Semantic Validation in Rust - fanf2
https://slowtec.de/posts/2019-09-03-semantic-validation-with-rust.html
======
Dowwie
I've been really happy with Keats's validator library [1]. 'semval' doesn't
seem as user friendly as 'validator' but maybe it's trying to solve a
different problem?

[1] [https://github.com/Keats/validator](https://github.com/Keats/validator)

------
maxdeviant
The problem I have with this style of validation is that it doesn't "make
illegal states unrepresentable". If the validation is not run then it is still
possible for instances of `ContactData` that violate the business rules to
enter the system.

    
    
      > Our reservation business requires that contact data entities are only accepted if all of the following conditions are satisfied:
      >
      > - The e-mail address is valid
      > - The phone number is valid
      > - Either e-mail address, or phone number, or both are present
    

In this case, all of the above rules can be encoded into the type system
itself. Here's how I would approach this particular problem:

    
    
      struct PhoneNumber(String);
      
      impl PhoneNumber {
          fn new(value: String) -> Result<Self, ValidationError> {
              if is_valid_phone_number(value) {
                  Ok(Self(value))
              } else {
                  Err(ValidationError)
              }
          }
      }
      
      struct EmailAddress(String);
      
      impl EmailAddress {
          fn new(value: String) -> Result<Self, ValidationError> {
              if is_valid_email_address(value) {
                  Ok(Self(value))
              } else {
                  Err(ValidationError)
              }
          }
      }
      
      enum ContactData {
          PhoneOnly(PhoneNumber),
          EmailOnly(EmailAddress),
          PhoneAndEmail {
              phone: PhoneNumber,
              email: EmailAddress
          }
      }
    

This approach, when applied alongside Rust's modules and visibility modifiers,
would make it impossible for any of these types to be in an invalid state.

------
nerdponx
Marshmallow in Python is a bit of an odd tool.

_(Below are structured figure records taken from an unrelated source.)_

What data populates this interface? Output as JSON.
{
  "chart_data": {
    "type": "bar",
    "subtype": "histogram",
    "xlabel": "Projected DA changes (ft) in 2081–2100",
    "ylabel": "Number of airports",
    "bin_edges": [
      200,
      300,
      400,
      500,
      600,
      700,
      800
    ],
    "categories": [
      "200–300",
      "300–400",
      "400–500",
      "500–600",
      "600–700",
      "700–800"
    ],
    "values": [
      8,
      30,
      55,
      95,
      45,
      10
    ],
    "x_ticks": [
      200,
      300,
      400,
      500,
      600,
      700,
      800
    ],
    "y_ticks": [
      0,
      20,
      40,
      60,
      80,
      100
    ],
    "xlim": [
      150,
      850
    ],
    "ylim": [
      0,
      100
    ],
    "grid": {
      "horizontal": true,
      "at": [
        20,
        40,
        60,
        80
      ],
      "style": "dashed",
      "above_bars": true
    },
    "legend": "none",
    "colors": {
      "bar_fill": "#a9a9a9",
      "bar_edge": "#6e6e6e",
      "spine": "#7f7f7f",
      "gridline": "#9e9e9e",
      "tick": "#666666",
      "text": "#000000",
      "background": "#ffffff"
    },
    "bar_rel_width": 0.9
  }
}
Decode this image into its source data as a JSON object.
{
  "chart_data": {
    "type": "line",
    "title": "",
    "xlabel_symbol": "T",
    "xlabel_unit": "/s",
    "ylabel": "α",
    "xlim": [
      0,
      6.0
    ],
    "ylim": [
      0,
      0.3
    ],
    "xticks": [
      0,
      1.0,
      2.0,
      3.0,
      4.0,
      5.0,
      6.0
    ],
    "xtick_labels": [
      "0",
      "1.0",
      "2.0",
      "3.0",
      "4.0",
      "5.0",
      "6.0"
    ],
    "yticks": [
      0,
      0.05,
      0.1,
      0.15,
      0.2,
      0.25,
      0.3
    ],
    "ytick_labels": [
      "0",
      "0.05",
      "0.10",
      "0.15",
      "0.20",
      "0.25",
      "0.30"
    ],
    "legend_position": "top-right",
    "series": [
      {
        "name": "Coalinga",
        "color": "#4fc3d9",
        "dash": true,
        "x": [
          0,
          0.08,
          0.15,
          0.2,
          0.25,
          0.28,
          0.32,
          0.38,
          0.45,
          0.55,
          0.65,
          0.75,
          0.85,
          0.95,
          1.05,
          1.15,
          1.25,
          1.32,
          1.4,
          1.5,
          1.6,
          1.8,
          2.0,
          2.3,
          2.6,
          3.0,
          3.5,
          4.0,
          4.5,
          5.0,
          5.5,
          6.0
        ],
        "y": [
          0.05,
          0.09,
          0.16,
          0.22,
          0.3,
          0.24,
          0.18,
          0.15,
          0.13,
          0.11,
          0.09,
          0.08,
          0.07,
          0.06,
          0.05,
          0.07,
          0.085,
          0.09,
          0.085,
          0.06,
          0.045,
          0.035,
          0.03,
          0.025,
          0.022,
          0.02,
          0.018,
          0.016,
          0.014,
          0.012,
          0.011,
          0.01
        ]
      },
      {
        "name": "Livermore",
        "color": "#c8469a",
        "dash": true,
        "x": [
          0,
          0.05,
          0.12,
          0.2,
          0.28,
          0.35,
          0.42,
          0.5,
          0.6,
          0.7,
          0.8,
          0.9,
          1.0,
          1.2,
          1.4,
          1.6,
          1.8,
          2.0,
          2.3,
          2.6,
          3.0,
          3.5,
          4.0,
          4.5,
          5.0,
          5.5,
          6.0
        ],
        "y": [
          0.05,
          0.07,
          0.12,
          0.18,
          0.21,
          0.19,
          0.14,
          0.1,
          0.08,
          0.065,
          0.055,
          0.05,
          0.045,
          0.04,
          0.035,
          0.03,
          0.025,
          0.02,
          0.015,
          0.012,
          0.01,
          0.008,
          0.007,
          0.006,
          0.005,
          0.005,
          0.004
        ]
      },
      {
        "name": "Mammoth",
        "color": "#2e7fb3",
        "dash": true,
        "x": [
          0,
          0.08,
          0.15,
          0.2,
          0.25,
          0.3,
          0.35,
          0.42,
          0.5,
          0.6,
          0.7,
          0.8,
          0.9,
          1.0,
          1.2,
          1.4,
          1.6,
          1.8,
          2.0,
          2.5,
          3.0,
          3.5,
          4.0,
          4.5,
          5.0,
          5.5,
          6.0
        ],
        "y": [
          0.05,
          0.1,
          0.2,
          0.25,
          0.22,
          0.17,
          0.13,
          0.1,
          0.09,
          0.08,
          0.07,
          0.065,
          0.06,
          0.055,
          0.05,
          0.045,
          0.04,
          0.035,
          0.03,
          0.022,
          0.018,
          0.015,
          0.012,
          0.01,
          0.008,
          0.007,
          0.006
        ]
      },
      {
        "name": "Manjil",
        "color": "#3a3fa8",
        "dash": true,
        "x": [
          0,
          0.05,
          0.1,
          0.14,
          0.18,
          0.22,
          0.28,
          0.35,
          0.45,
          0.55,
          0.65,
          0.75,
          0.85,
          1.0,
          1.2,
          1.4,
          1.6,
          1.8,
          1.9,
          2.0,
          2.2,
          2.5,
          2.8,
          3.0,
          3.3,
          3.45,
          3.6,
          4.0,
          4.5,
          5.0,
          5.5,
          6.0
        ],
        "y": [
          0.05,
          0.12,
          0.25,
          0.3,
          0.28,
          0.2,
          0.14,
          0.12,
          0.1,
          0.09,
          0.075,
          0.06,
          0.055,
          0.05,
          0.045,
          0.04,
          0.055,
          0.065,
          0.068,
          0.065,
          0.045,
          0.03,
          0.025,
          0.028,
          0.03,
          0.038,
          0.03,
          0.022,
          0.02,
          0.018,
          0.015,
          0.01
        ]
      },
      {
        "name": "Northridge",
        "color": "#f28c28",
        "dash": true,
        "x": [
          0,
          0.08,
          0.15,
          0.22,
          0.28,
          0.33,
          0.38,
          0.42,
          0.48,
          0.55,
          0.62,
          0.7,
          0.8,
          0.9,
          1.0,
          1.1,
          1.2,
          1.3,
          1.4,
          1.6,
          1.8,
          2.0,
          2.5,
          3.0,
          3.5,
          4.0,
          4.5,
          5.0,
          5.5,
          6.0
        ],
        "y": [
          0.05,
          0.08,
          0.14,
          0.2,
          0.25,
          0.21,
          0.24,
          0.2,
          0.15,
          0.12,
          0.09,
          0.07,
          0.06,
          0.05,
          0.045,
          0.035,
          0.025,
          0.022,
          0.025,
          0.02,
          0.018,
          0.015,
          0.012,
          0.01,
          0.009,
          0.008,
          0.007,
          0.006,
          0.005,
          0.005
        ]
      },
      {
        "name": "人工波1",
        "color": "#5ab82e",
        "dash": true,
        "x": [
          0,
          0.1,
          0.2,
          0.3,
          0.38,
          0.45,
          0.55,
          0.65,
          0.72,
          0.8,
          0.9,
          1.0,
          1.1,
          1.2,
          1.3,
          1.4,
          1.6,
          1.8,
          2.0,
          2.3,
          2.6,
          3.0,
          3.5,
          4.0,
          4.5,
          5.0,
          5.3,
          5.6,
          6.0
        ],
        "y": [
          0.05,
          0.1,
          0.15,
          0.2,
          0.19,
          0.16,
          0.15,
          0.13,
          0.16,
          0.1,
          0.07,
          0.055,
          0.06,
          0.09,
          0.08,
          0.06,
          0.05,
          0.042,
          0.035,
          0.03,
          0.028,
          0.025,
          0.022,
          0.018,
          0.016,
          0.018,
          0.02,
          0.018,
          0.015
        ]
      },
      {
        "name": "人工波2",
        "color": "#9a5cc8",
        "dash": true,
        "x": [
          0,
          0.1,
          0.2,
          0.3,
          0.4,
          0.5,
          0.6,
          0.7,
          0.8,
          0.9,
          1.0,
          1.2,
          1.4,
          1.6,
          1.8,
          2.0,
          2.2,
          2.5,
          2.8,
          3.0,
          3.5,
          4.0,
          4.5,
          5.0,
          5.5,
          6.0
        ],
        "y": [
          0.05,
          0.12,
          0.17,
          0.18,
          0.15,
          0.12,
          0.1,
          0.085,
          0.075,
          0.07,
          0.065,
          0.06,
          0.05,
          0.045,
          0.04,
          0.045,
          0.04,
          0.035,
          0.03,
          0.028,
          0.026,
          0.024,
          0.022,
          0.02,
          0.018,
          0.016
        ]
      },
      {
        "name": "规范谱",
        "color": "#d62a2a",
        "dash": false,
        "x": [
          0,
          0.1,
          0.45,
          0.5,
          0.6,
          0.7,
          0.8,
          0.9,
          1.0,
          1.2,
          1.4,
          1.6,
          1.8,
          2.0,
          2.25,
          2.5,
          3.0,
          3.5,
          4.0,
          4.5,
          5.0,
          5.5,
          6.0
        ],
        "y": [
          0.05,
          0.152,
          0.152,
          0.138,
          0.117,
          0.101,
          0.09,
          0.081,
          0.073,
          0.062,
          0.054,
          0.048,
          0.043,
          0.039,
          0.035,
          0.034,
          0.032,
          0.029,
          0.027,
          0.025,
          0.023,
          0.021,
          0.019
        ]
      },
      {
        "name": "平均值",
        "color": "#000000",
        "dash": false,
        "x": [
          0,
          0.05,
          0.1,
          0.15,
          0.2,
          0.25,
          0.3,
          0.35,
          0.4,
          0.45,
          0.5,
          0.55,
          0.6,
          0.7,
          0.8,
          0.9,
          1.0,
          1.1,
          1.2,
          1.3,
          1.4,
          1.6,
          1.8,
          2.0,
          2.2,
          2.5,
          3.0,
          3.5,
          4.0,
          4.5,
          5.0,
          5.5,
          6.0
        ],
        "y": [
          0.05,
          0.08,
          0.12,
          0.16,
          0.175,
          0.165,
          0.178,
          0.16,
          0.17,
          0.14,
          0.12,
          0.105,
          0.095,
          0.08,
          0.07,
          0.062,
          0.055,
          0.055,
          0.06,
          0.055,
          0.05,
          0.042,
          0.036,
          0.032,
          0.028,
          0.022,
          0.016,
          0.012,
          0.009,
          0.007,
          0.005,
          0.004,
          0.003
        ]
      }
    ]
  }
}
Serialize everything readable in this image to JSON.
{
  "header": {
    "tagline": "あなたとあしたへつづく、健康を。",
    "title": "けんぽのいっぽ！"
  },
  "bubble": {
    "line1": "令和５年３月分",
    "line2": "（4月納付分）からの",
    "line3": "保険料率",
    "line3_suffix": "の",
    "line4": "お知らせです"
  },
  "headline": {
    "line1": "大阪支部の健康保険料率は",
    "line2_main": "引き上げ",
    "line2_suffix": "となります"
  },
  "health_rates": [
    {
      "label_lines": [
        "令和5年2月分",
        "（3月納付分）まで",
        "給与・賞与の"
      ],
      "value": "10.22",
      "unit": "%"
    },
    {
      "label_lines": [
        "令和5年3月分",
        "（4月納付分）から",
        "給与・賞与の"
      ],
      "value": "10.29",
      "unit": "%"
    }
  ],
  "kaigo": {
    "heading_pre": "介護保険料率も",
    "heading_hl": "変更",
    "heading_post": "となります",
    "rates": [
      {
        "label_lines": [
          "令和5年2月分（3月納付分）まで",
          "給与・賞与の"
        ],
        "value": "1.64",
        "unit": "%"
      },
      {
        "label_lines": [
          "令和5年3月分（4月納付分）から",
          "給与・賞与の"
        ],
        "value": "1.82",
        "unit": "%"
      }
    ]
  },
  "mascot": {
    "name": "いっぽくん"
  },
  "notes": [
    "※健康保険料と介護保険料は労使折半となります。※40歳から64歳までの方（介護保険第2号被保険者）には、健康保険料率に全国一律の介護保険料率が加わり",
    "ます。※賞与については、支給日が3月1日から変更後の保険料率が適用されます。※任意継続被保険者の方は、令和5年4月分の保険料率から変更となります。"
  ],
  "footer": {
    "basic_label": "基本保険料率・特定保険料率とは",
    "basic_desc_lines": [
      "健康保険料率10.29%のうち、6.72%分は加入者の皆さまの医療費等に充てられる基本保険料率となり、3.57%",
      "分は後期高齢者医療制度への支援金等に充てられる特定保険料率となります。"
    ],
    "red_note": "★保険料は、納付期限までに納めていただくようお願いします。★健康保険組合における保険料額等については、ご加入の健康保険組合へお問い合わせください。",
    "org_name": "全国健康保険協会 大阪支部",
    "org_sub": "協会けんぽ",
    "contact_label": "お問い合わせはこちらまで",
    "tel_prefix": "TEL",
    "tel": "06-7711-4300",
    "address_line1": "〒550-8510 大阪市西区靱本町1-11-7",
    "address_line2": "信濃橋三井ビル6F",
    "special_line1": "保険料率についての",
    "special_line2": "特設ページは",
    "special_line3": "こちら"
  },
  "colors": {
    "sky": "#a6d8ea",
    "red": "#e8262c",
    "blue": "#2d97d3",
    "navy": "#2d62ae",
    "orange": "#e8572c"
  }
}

It does a great job of validating and deserializing inputs to Python objects,
which is what it's meant to do.

But this means that now you have to define your "schema" _twice_ \-- once when
defining the data structure where the data will eventually reside, and once to
define the validator. There are few ways around this, but there's nothing
well-established yet. The default experience is still implementing everything
twice.

ORMs handle the problem by automatically generating a database schema from
your class definitions in code. Maybe we should be generating input validation
schema from our class definitions in code as well. But then composability
becomes a problem; the ORMs in Python tend to "take over" any class defining a
model, and it's not obvious how you'd write a class that's both a
Django/SQLAlchemy model and a Marshmallow schema, without some really verbose
and messy code.

Maybe this is a Python-specific problem, and in Rust people just don't write
classes very often. But I think it goes beyond the specific problem of writing
class definitions, and more generally into the problem of how to ergonomically
define data structures at compile time while defining validation for those
data structures to be applied at run time. Edit: and perhaps even more
generally, defining a single interface for the same logical data structure
that can be applied across multiple systems.

I'd be interested to see how semval and validator (mentioned in another top-
level comment) handle this situation, if at all.

------
algorithmsRcool
The only real features that i see on display here are Option and Sum types.
Which are great, but far from unique to Rust.

F# and it's ML ancestors are great for this also.